FIG. 2 is a schematic longitudinal sectional view for explaining the configuration of an A1N manufacturing apparatus used in the A1N manufacturing method according to the second embodiment of the present invention. The A1N manufacturing apparatus shown in the figure has the first element except that the catalyst element-containing gas supply unit 56 is provided instead of the catalyst element supply unit 34. The configuration is the same as that of the AIN manufacturing apparatus according to the embodiment. Hereinafter, the same components as those in the first embodiment are denoted by the same reference numerals, and description thereof is omitted.

[0019] The catalyst element-containing gas supply unit 56 mixes a gas of a compound containing a catalyst element (for example, B H or SiH) in a nitrogen atmosphere. By making these gases melt and infuse into the molten A1

 2 6 4

 Then, melt the catalyst element into the molten A1.

[0020] The manufacturing method of A1N according to the present embodiment, except that the catalytic element-containing gas supply unit 56 is used instead of the catalytic element supply unit 34, and the catalytic element is melted and injected into the molten A1. This is the same as the manufacturing method of A1N according to the first embodiment.

 According to this embodiment, the same effect as that of the first embodiment can be obtained.

It should be noted that the present invention is not limited to the above-described embodiment, and can be implemented with various modifications without departing from the spirit of the present invention.

Claims

The scope of the claims

 [1] Place the seed crystal in contact with the molten A1 located in a nitrogen atmosphere,

 An element having a small free energy of formation of nitride is supplied to the interface between the seed crystal and the molten A1,

 A method for producing an A1N crystal, wherein an A1N crystal is grown on the seed crystal by reacting the molten A1 with nitrogen dissolved in the molten A1 using the element as a catalyst.

 [2] The element according to claim 1, wherein the element is at least one selected from the group consisting of boron, calcium, silicon, iron, molybdenum, chromium, vanadium, magnesium, manganese, indium, gallium, tantalum, hafnium, and thorium. The manufacturing method of A1N crystal of description.

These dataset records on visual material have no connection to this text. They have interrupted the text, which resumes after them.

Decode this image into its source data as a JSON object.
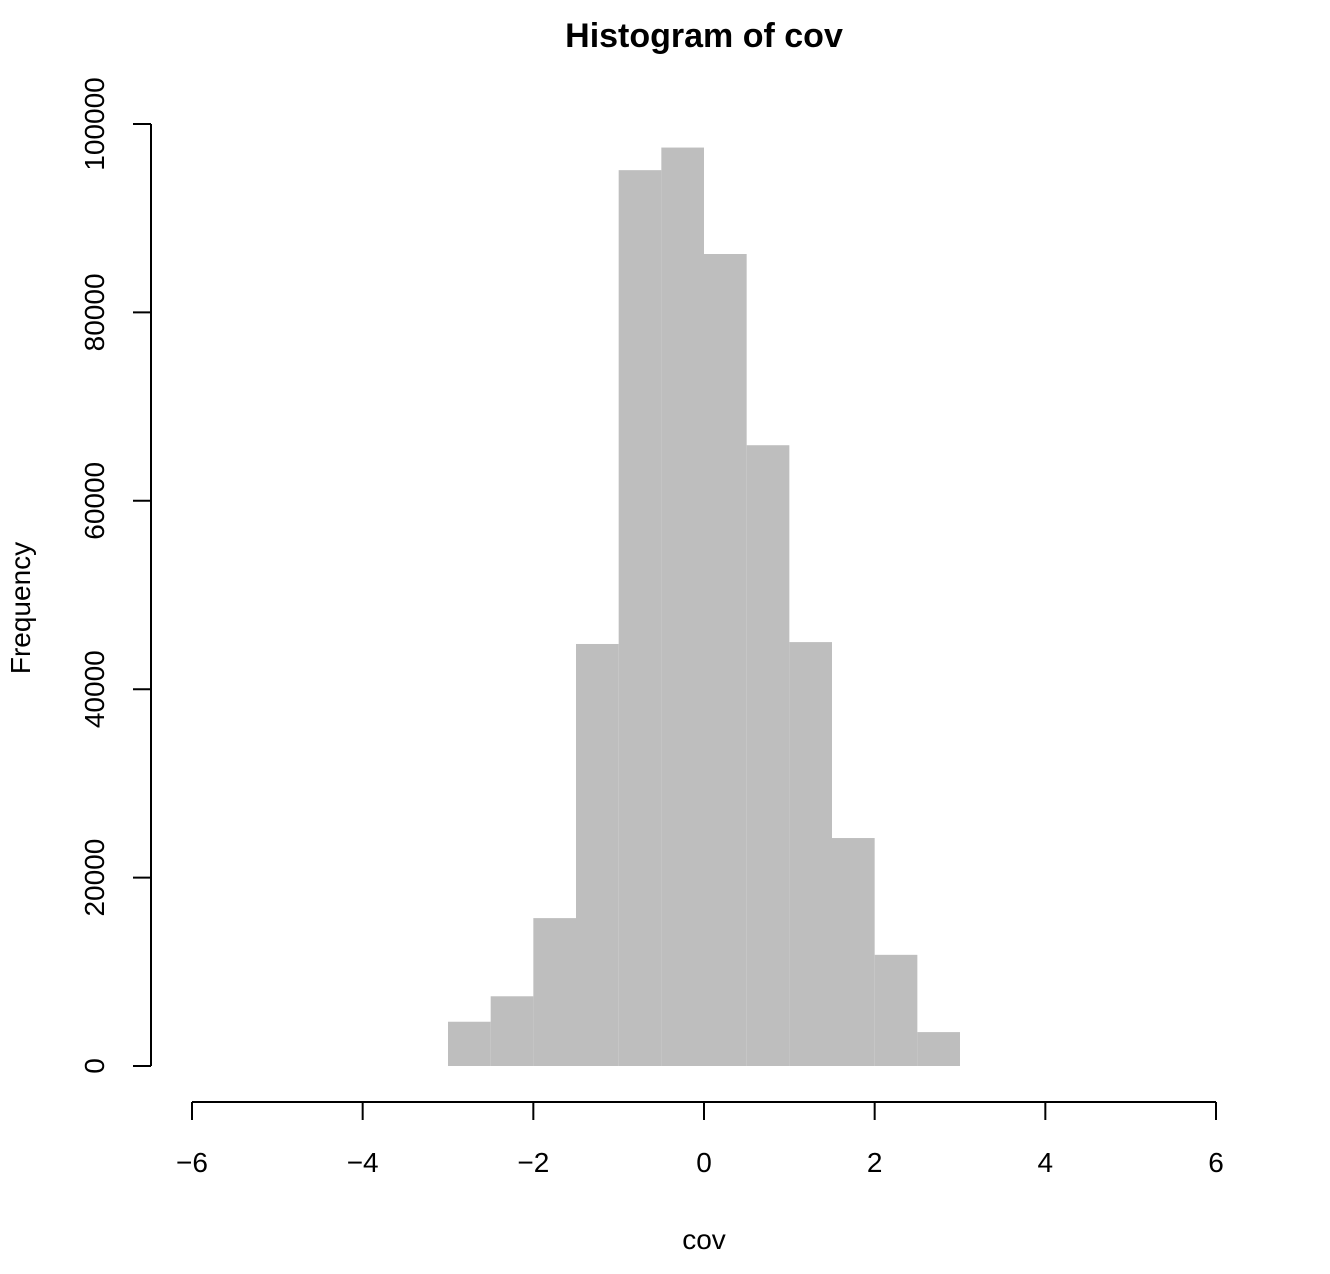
{
  "chart_data": {
    "type": "bar",
    "title": "Histogram of cov",
    "xlabel": "cov",
    "ylabel": "Frequency",
    "bar_color": "#bebebe",
    "xlim": [
      -6,
      6
    ],
    "ylim": [
      0,
      100000
    ],
    "x_ticks": [
      -6,
      -4,
      -2,
      0,
      2,
      4,
      6
    ],
    "x_tick_labels": [
      "−6",
      "−4",
      "−2",
      "0",
      "2",
      "4",
      "6"
    ],
    "y_ticks": [
      0,
      20000,
      40000,
      60000,
      80000,
      100000
    ],
    "y_tick_labels": [
      "0",
      "20000",
      "40000",
      "60000",
      "80000",
      "100000"
    ],
    "bins": [
      {
        "x0": -3.0,
        "x1": -2.5,
        "value": 4700
      },
      {
        "x0": -2.5,
        "x1": -2.0,
        "value": 7400
      },
      {
        "x0": -2.0,
        "x1": -1.5,
        "value": 15700
      },
      {
        "x0": -1.5,
        "x1": -1.0,
        "value": 44800
      },
      {
        "x0": -1.0,
        "x1": -0.5,
        "value": 95100
      },
      {
        "x0": -0.5,
        "x1": 0.0,
        "value": 97500
      },
      {
        "x0": 0.0,
        "x1": 0.5,
        "value": 86200
      },
      {
        "x0": 0.5,
        "x1": 1.0,
        "value": 65900
      },
      {
        "x0": 1.0,
        "x1": 1.5,
        "value": 45000
      },
      {
        "x0": 1.5,
        "x1": 2.0,
        "value": 24200
      },
      {
        "x0": 2.0,
        "x1": 2.5,
        "value": 11800
      },
      {
        "x0": 2.5,
        "x1": 3.0,
        "value": 3600
      }
    ]
  }
}
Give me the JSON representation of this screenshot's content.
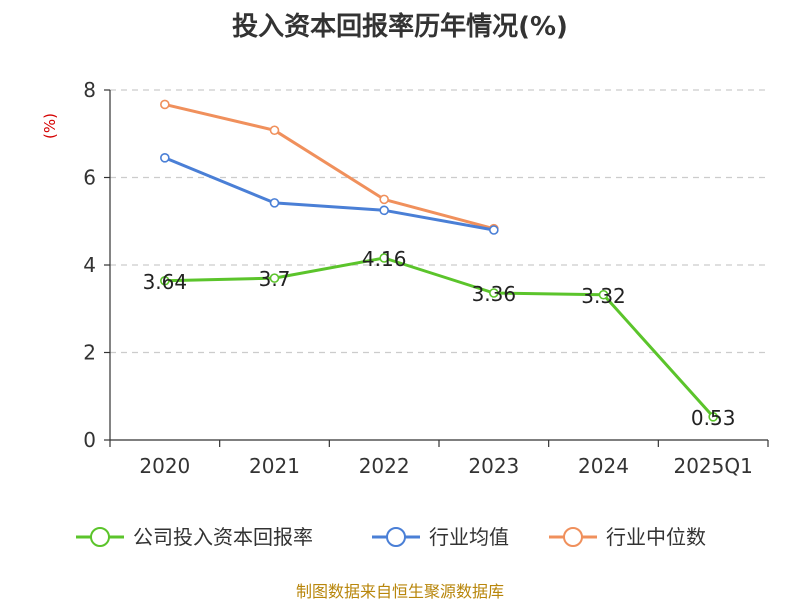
{
  "title": "投入资本回报率历年情况(%)",
  "source": "制图数据来自恒生聚源数据库",
  "chart_data": {
    "type": "line",
    "title": "投入资本回报率历年情况(%)",
    "xlabel": "",
    "ylabel": "(%)",
    "categories": [
      "2020",
      "2021",
      "2022",
      "2023",
      "2024",
      "2025Q1"
    ],
    "ylim": [
      0,
      8
    ],
    "yticks": [
      0,
      2,
      4,
      6,
      8
    ],
    "grid": true,
    "legend_position": "bottom",
    "series": [
      {
        "name": "公司投入资本回报率",
        "color": "#5bc42b",
        "values": [
          3.64,
          3.7,
          4.16,
          3.36,
          3.32,
          0.53
        ],
        "labels": [
          "3.64",
          "3.7",
          "4.16",
          "3.36",
          "3.32",
          "0.53"
        ]
      },
      {
        "name": "行业均值",
        "color": "#4a7fd6",
        "values": [
          6.45,
          5.42,
          5.25,
          4.8,
          null,
          null
        ]
      },
      {
        "name": "行业中位数",
        "color": "#f0905c",
        "values": [
          7.67,
          7.08,
          5.5,
          4.83,
          null,
          null
        ]
      }
    ]
  }
}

 [3] The method for producing an A1N crystal according to claim 1 or 2, wherein the nitrogen atmosphere is 4 atm or more.

Yes

 [4] The method for producing an A1N crystal according to any one of claims 1 to 3, wherein a temperature at an interface between the molten A1 and the seed crystal is set to 800 ° C or higher.

 [5] The element is supplied to an interface between the seed crystal and the molten A1 by mixing a gas of the compound containing the element in the nitrogen atmosphere and dissolving the gas in the molten A1. The manufacturing method of the A1N crystal as described in any one of -4.